Like pralines and praline, the quest for the perfect praline begins with the roasting of the dried fruit in a copper cauldron at 150 degrees for 45 minutes. This stage is essential as it allows the taste of the hazelnut or almond to be brought out to its full depth and subtlety.

The roasted fruit is then mixed with a sugar syrup in which it continues to cook. When the sugar has turned into caramel and crystallised around the hazelnuts or almonds, the preparation is heated once more to form a nougatine which is then broken with a hammer.

It is at this stage of the recipe that the magic happens: the pieces are then put into a blender, where they are first reduced to a powder, finer and finer, and then start to form a paste.

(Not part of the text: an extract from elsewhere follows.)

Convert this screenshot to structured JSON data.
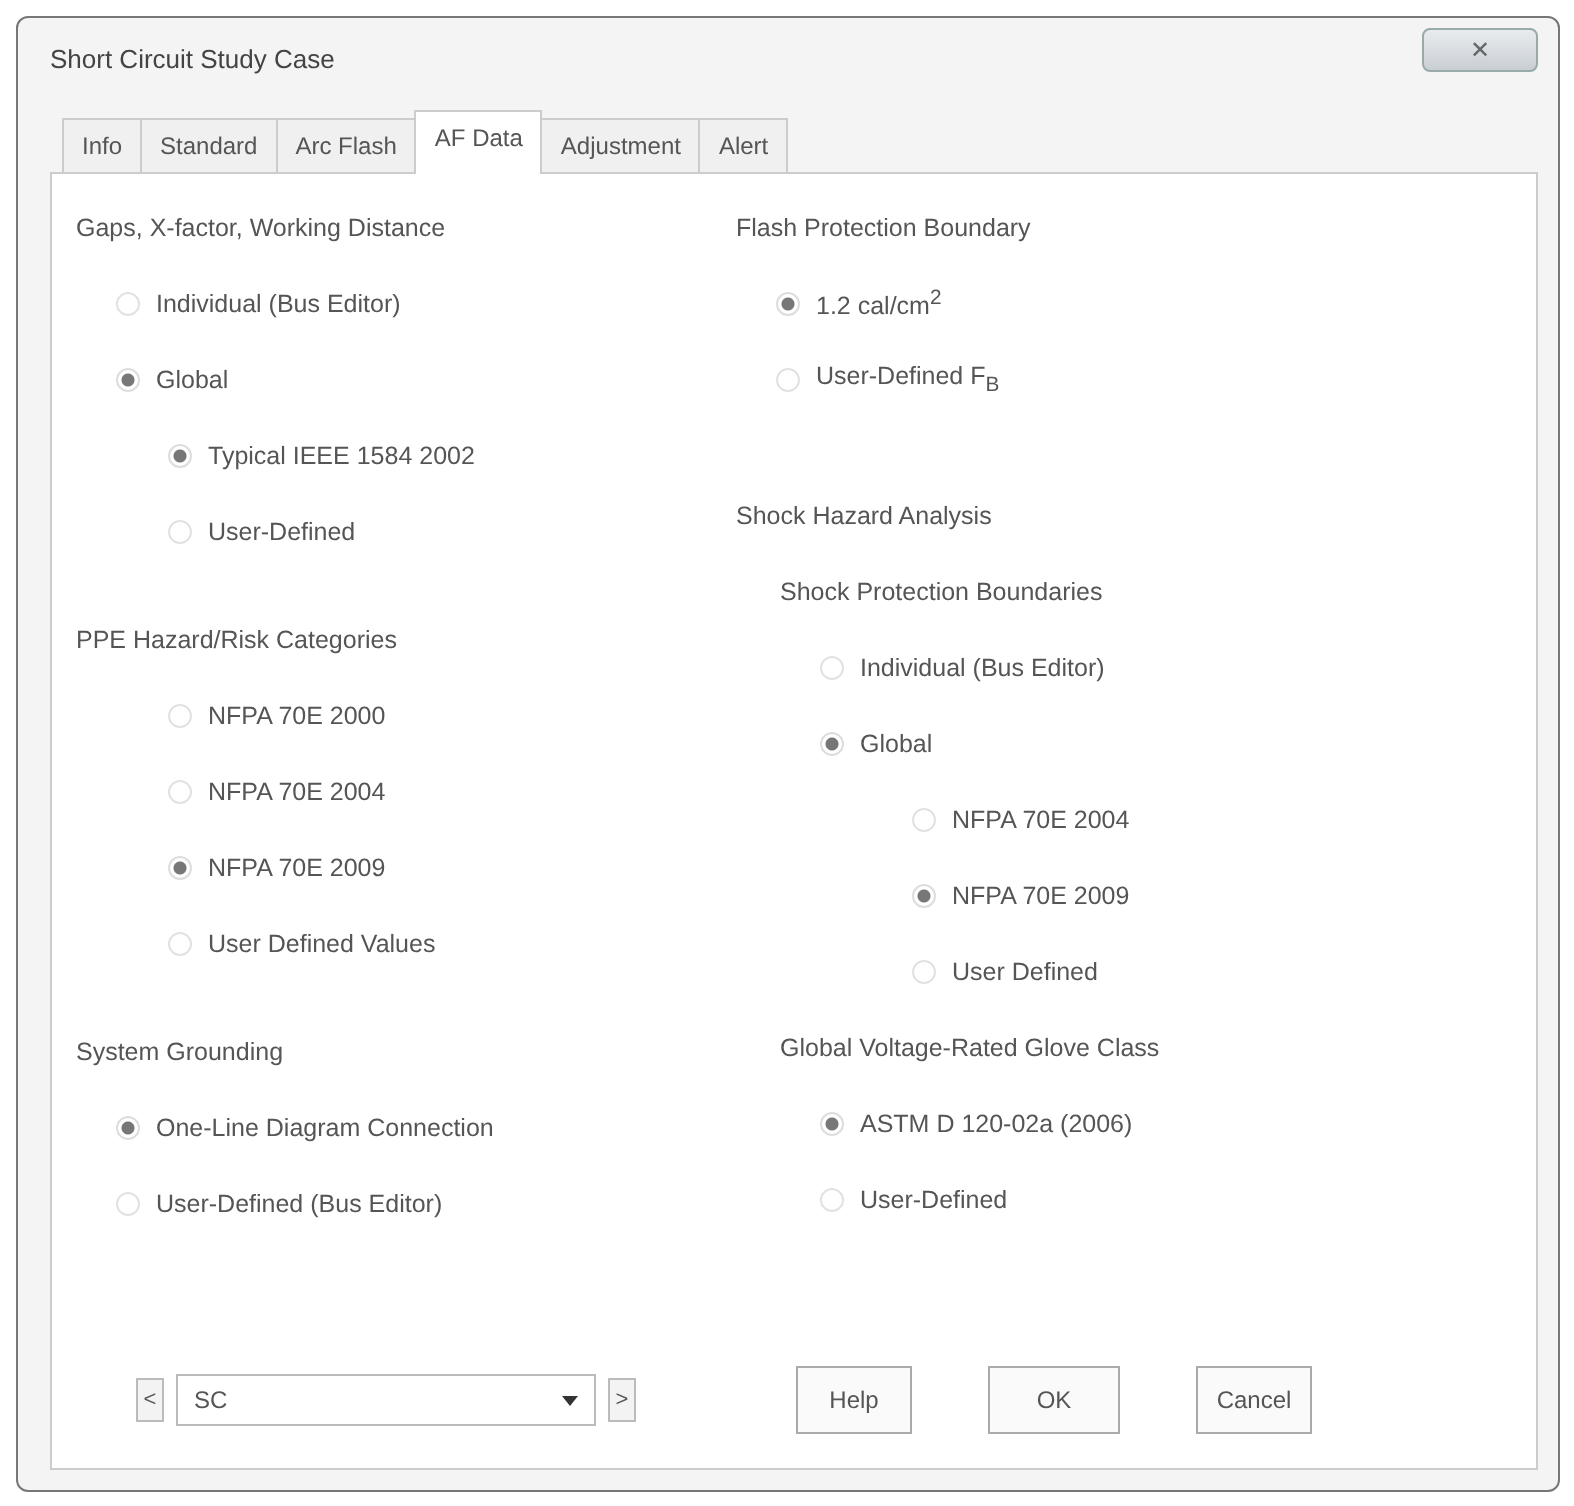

Some pastry chefs choose to grind the mixture further until it is perfectly smooth and very liquid, while other artisans seek a more rustic end result that retains some crunch.

When prepared for use in fine chocolates, the praline must go through a final stage. Still too liquid for this use, the praline must undergo an addition of cocoa butter which makes it denser and more solid.

You will have understood that praline, pralin and praliné are three monuments of pastry making which, although they are made from roasted dried fruit, each have their own identity. Although they deserve to be distinguished from each other, they are similar in one respect: once you have tasted them, it is difficult not to return!